Tens of thousands of pro-lifers have marched in the streets of Dublin as Ireland prepares for a referendum in May which could sweep away laws protecting the unborn child. The organisers of the Rally for Life claim that 100,000 people joined the demonstration. One speaker, GP Judy Ceannt, told the marchers: “We are not meant to intentionally kill or harm any patient, least of all the most helpless, the unborn baby.
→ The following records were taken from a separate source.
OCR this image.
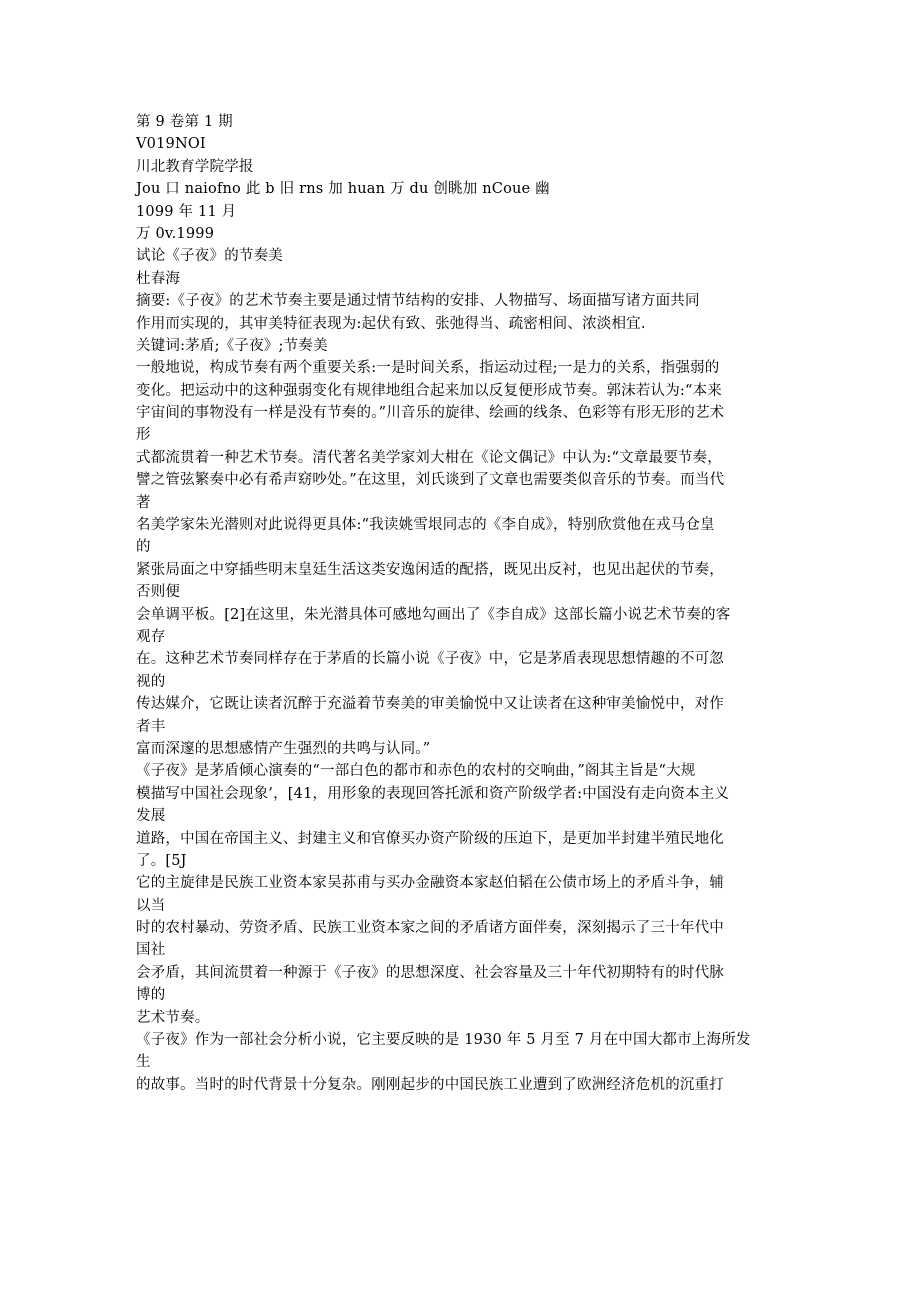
第 9 卷第 1 期
V019NOI
川北教育学院学报
Jou 口 naiofno 此 b 旧 rns 加 huan 万 du 创眺加 nCoue 幽
1099 年 11 月
万 0v.1999
试论《子夜》的节奏美
杜春海
摘要:《子夜》的艺术节奏主要是通过情节结构的安排、人物描写、场面描写诸方面共同
作用而实现的，其审美特征表现为:起伏有致、张弛得当、疏密相间、浓淡相宜.
关键词:茅盾;《子夜》;节奏美
一般地说，构成节奏有两个重要关系:一是时间关系，指运动过程;一是力的关系，指强弱的
变化。把运动中的这种强弱变化有规律地组合起来加以反复便形成节奏。郭沫若认为:“本来
宇宙间的事物没有一样是没有节奏的。”川音乐的旋律、绘画的线条、色彩等有形无形的艺术
形
式都流贯着一种艺术节奏。清代著名美学家刘大柑在《论文偶记》中认为:“文章最要节奏，
譬之管弦繁奏中必有希声窈吵处。”在这里，刘氏谈到了文章也需要类似音乐的节奏。而当代
著
名美学家朱光潜则对此说得更具体:“我读姚雪垠同志的《李自成》，特别欣赏他在戎马仓皇
的
紧张局面之中穿插些明末皇廷生活这类安逸闲适的配搭，既见出反衬，也见出起伏的节奏，
否则便
会单调平板。[2]在这里，朱光潜具体可感地勾画出了《李自成》这部长篇小说艺术节奏的客
观存
在。这种艺术节奏同样存在于茅盾的长篇小说《子夜》中，它是茅盾表现思想情趣的不可忽
视的
传达媒介，它既让读者沉醉于充溢着节奏美的审美愉悦中又让读者在这种审美愉悦中，对作
者丰
富而深邃的思想感情产生强烈的共鸣与认同。”
《子夜》是茅盾倾心演奏的“一部白色的都市和赤色的农村的交响曲，”阁其主旨是“大规
模描写中国社会现象’，[41，用形象的表现回答托派和资产阶级学者:中国没有走向资本主义
发展
道路，中国在帝国主义、封建主义和官僚买办资产阶级的压迫下，是更加半封建半殖民地化
了。[5J
它的主旋律是民族工业资本家吴荪甫与买办金融资本家赵伯韬在公债市场上的矛盾斗争，辅
以当
时的农村暴动、劳资矛盾、民族工业资本家之间的矛盾诸方面伴奏，深刻揭示了三十年代中
国社
会矛盾，其间流贯着一种源于《子夜》的思想深度、社会容量及三十年代初期特有的时代脉
博的
艺术节奏。
《子夜》作为一部社会分析小说，它主要反映的是 1930 年 5 月至 7 月在中国大都市上海所发
生
的故事。当时的时代背景十分复杂。刚刚起步的中国民族工业遭到了欧洲经济危机的沉重打
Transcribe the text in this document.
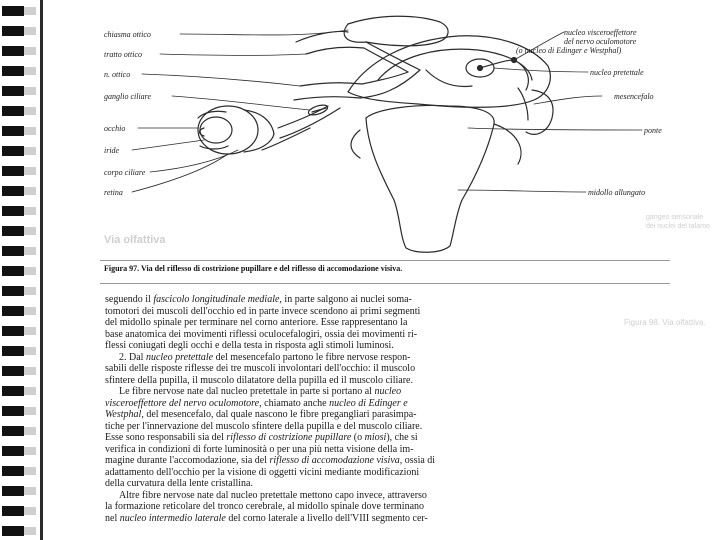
Via olfattiva
Figura 98. Via olfattiva.
gangeo sensoriale
dei nuclei del talamo
chiasma ottico
tratto ottico
n. ottico
ganglio ciliare
occhio
iride
corpo ciliare
retina
nucleo visceroeffettore
del nervo oculomotore
(o nucleo di Edinger e Westphal)
nucleo pretettale
mesencefalo
ponte
midollo allungato
Figura 97. Via del riflesso di costrizione pupillare e del riflesso di accomodazione visiva.
seguendo il fascicolo longitudinale mediale, in parte salgono ai nuclei soma-
tomotori dei muscoli dell'occhio ed in parte invece scendono ai primi segmenti
del midollo spinale per terminare nel corno anteriore. Esse rappresentano la
base anatomica dei movimenti riflessi oculocefalogiri, ossia dei movimenti ri-
flessi coniugati degli occhi e della testa in risposta agli stimoli luminosi.
2. Dal nucleo pretettale del mesencefalo partono le fibre nervose respon-
sabili delle risposte riflesse dei tre muscoli involontari dell'occhio: il muscolo
sfintere della pupilla, il muscolo dilatatore della pupilla ed il muscolo ciliare.
Le fibre nervose nate dal nucleo pretettale in parte si portano al nucleo
visceroeffettore del nervo oculomotore, chiamato anche nucleo di Edinger e
Westphal, del mesencefalo, dal quale nascono le fibre pregangliari parasimpa-
tiche per l'innervazione del muscolo sfintere della pupilla e del muscolo ciliare.
Esse sono responsabili sia del riflesso di costrizione pupillare (o miosi), che si
verifica in condizioni di forte luminosità o per una più netta visione della im-
magine durante l'accomodazione, sia del riflesso di accomodazione visiva, ossia di
adattamento dell'occhio per la visione di oggetti vicini mediante modificazioni
della curvatura della lente cristallina.
Altre fibre nervose nate dal nucleo pretettale mettono capo invece, attraverso
la formazione reticolare del tronco cerebrale, al midollo spinale dove terminano
nel nucleo intermedio laterale del corno laterale a livello dell'VIII segmento cer-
The government has no right to impose this on us.”

What pro-lifers said

In his speech, campaigner Declan Ganley characterised the current debate as “a battle between the people and the powerful – with the political elites and the taxpayer-funded lobby groups on one side, and the ordinary people on the other”. Ganley said there had been a “relentless drumbeat for abortion from the media and people in cushy taxpayer-funded lobby groups”.

In a pastoral letter, Archbishop Michael Neary of Tuam said that “Abortion is a deliberate taking of a human life” and that many pro-abortion arguments tried to “confuse” the question. If Ireland’s constitutional protections were undone, he said, even if only for “hard” cases, Ireland would go down the road of England and Wales “where one in five pregnancies ends in abortion every year”.

What the media said

in the Irish Times, Louise Roseingrave observed that the turnout had “exceeded organisers’ expectations”, and that the pro-life movement had been galvanised by a recent Supreme Court judgment. The court said last week that, apart from the Eighth Amendment which could be repealed in the referendum, the unborn child had no constitutional protection.